The new additions in SPARQL 1.1 change the expressiveness of the
language. Below please find a more detailed answer.

On Sun, Mar 14, 2010 at 9:53 PM, Lee Feigenbaum <lee@thefigtrees.net> wrote:
> On 3/14/2010 5:19 PM, Juan Sequeda wrote:
>>
>> Lee,
>>
>> Good question! I think Marcelo would be the best to answer that
>> question.I'm not aware of all the new additions to SPARQL 1.1.
>
> Well, I can help with this part :)
>
> The main additions to the query language are:
>
> + subselects

As far as I understand the definition of subselects in SPARQL 1.1,
they should be expressible in FOL (and then in non-recursive Datalog
with safe negation).

> + the ability to project expressions from queries rather than variables only

I don't understand this functionality. Maybe Lee could gives us an
example of such a query.

> + aggregate queries & solution grouping

Some of the aggregate functions that are included in SPARQL 1.1 cannot
be expressed in FOL: COUNT, SUM and  AVG. If the language includes a
linear order on the elements, then MIN and MAX can be expressed in
FOL.

> + a negation construct (should be similar semantics to optional/!bound, so
> shouldn't change the expressivity)

I agree, this shouldn't change the expressiveness.

> + property paths - query arbitrary length paths (?me foaf:knows+ ?known)
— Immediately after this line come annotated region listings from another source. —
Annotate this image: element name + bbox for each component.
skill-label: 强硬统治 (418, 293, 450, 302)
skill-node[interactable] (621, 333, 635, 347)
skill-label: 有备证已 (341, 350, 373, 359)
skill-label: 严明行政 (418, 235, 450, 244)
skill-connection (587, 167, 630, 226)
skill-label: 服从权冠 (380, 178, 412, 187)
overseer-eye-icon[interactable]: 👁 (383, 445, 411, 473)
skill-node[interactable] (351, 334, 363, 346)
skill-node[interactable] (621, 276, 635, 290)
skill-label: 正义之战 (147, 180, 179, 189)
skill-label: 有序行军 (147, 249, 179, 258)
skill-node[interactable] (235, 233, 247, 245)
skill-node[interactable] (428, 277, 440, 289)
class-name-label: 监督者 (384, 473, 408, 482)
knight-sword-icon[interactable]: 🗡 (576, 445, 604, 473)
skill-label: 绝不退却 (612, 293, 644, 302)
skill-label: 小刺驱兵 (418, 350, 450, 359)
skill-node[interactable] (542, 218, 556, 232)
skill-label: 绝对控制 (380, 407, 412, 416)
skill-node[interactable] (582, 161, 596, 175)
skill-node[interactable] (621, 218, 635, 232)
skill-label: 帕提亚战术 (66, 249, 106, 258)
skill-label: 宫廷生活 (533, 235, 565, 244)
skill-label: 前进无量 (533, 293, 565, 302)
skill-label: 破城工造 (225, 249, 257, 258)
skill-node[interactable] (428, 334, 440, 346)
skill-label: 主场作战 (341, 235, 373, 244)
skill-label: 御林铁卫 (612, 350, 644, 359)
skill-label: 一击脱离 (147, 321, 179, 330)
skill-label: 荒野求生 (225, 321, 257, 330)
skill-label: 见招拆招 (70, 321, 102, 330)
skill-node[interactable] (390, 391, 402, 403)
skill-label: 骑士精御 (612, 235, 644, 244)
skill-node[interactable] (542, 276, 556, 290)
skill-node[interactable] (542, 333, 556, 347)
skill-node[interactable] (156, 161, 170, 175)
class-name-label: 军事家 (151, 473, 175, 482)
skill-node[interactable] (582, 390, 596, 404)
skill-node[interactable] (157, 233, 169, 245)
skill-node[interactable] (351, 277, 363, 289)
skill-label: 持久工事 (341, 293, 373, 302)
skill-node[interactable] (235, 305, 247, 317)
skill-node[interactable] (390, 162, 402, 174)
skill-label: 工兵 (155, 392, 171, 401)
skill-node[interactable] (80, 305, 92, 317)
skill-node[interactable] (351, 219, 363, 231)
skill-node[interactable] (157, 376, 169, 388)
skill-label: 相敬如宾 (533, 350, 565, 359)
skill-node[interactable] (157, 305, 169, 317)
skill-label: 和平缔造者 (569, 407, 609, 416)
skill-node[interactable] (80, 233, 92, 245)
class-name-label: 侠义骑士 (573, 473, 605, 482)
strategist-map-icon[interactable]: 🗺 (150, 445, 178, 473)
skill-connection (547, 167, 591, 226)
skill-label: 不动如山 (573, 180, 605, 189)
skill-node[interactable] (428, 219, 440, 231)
Property paths cannot be expressed in FOL (one needs recursion to
express them). If we allow recursive Datalog, then we could deal with
property paths, but the problem is that recursive Datalog is quite
expressive; for example, the semantics of RFDS vocabulary {subclass,
subproperty, type, dom, range} can be encoded in recursive Datalog. My
guess is that there are probably going to be properties that are
expressible in recursive Datalog and not in SPARQL 1.1 (of course,
this depends on the final definition of SPARQL 1.1).